Com grandes canções banhadas a psicadelismo cósmico e slide guitar, Pale Horse Rider é um dos discos do ano.
O deserto do Mojave é um lugar especial. Há partes em que é tão inóspito que poderíamos estar na lua. Noutras, uma longa faixa de desolação emoldurada por montanhas distantes. Há parques de estacionamento gigantes onde os aviões descansam quando estão em terra, parques de caravanas transformados em aldeias permanentes, um centro da NASA, parques eólicos, cactos, coiotes e uma solidão poeirenta e poética feita de paisagem. De um lado, as luzes longínquas de Los Angeles; do outro, os neons brilhantes de Las Vegas, a cidade onde tudo é falso menos o desespero.
Foi no Mojave que Cory Hanson gravou Pale Horse Rider, o segundo disco a solo do vocalista dos Wand. Falamos disto porque, apesar de o Mojave não ser nunca mencionado, está sempre presente, como uma personagem central de uma peça que a ignora.

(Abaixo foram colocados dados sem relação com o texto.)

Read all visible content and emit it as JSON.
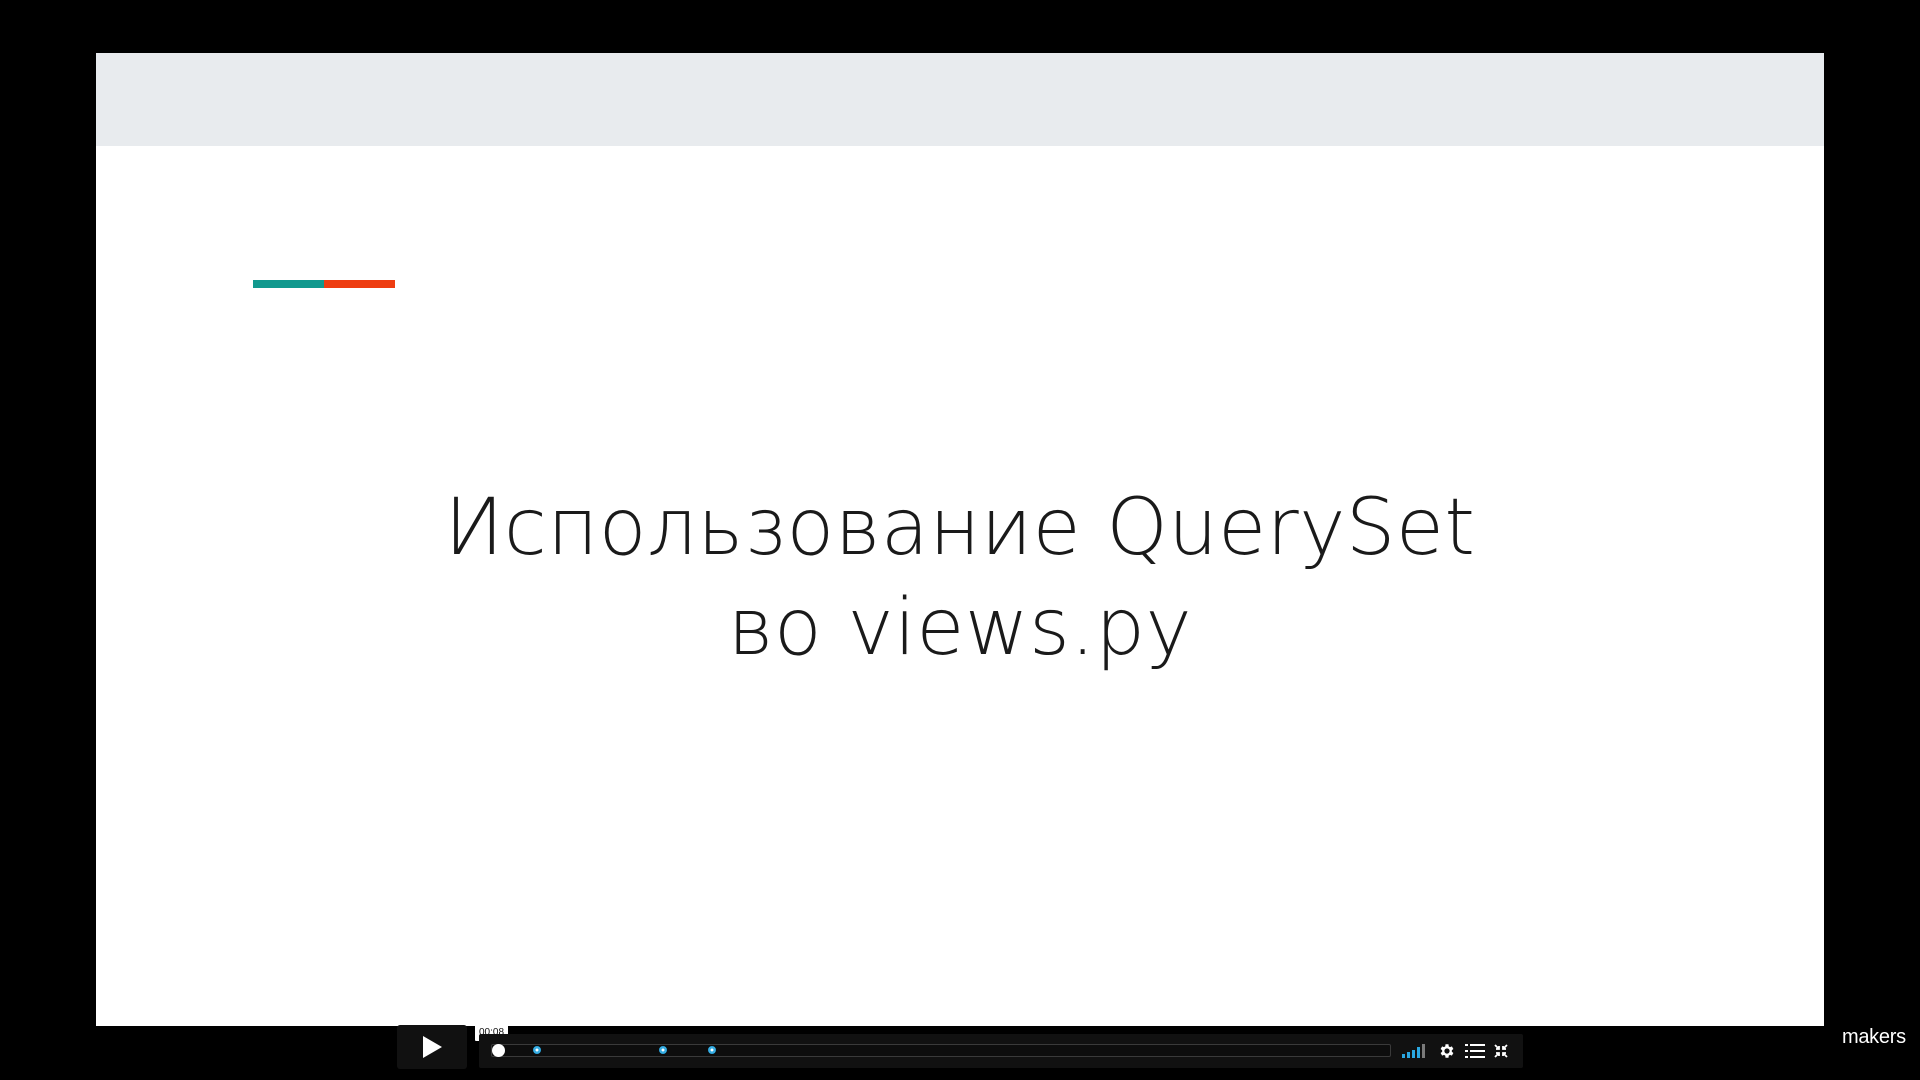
{
  "slide": {
    "title_line1": "Использование QuerySet",
    "title_line2": "во views.py",
    "accent_colors": [
      "#11998e",
      "#ee3d11"
    ]
  },
  "player": {
    "current_time": "00:08",
    "progress": 0.0,
    "chapter_markers": [
      0.05,
      0.19,
      0.245
    ],
    "volume_level": 0.8,
    "accent_color": "#2aa7e0"
  },
  "brand": {
    "logo_text": "makers"
  },
  "icons": {
    "play": "play-icon",
    "volume": "volume-bars-icon",
    "settings": "gear-icon",
    "chapters": "list-icon",
    "fullscreen": "fullscreen-exit-icon"
  }
}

Com os Wand e no seu primeiro registo a solo, de 2016, Hanson foi construindo um caminho à volta do psicadelismo contido, com toques de folk servidos pela sua voz ainda com alguns tiques roubados ao glam dos anos 70. Em Pale Horse Rider, estamos perante um bicho diferente, como se Hanson tivesse finalmente encontrado a sua voz ou, pelo menos, tivesse finalmente descolado da mediania para sacar uma grande obra.
O disco é um cruzamento entre um certo country definitivamente alternativo e um psicadelismo cósmico, como um cowboy olhando as estrelas brilhantes no céu do deserto, sentado numa cadeira desdobrável, à porta da autocaravana. Tudo regado generosamente com uma deliciosa e infecciosa guitarra slide, omnipresente em quase todos os temas.
Está aí todo o Mojave. O pó, os neons, os dissimulados extraterrestes escondidos na curva seguinte, os cactos verdadeiros e os de plástico, os cadilacs cor de rosa, a cerveja fresca e o mau vinho já quente, os cavalos e um cowboy que quer voltar para a grande cidade mas que, na verdade, não sabe lá viver.
O tom é lento, arrastado, lânguido, com a paisagem a revelar-se sem pressas à nossa frente, sem brusquidão ou violência. Os arranjos são de excelência, conseguindo o aparentemente impossível: como é que um disco que, a espaços, chega a ser orquestral, consegue ter tantos pormenores e cordas e ainda assim ser repleto de espaço e de respiração livre?
Tudo isto é muito lindo mas não seria tão importante sem as canções, aquilo que separa os meninos dos homens. E Pale Horse Rider está cheio de boas canções, daquelas que nos ficam na cabeça e nos forçam a suplicar por novas audições. Acima de todas a magnífica faixa de abertura, a lindíssima “Paper Fog”, que dita o tom para todo o disco. Também “Angeles”, que começa por nos lembrar os Radiohead até constatarmos que os ingleses nunca devem ter abraçado um flamingo de louça; a afirmação orquestral e épica de “Pale Horse Rider”, quase um hino gospel sobre uma figura apocalíptica que está ao virar da esquina; a descontração espaçosa de “Limited Hangout”; ou ainda o épico “Another story from the center of the earth”, que vai andando, lenta, vai crescendo, crescendo, até explodir num brilhante caleidoscópio de cor e slide guitar.
Cory Hanson, o solitário cowboy cósmico, foi ao Mojave e trouxe de lá um dos discos do ano.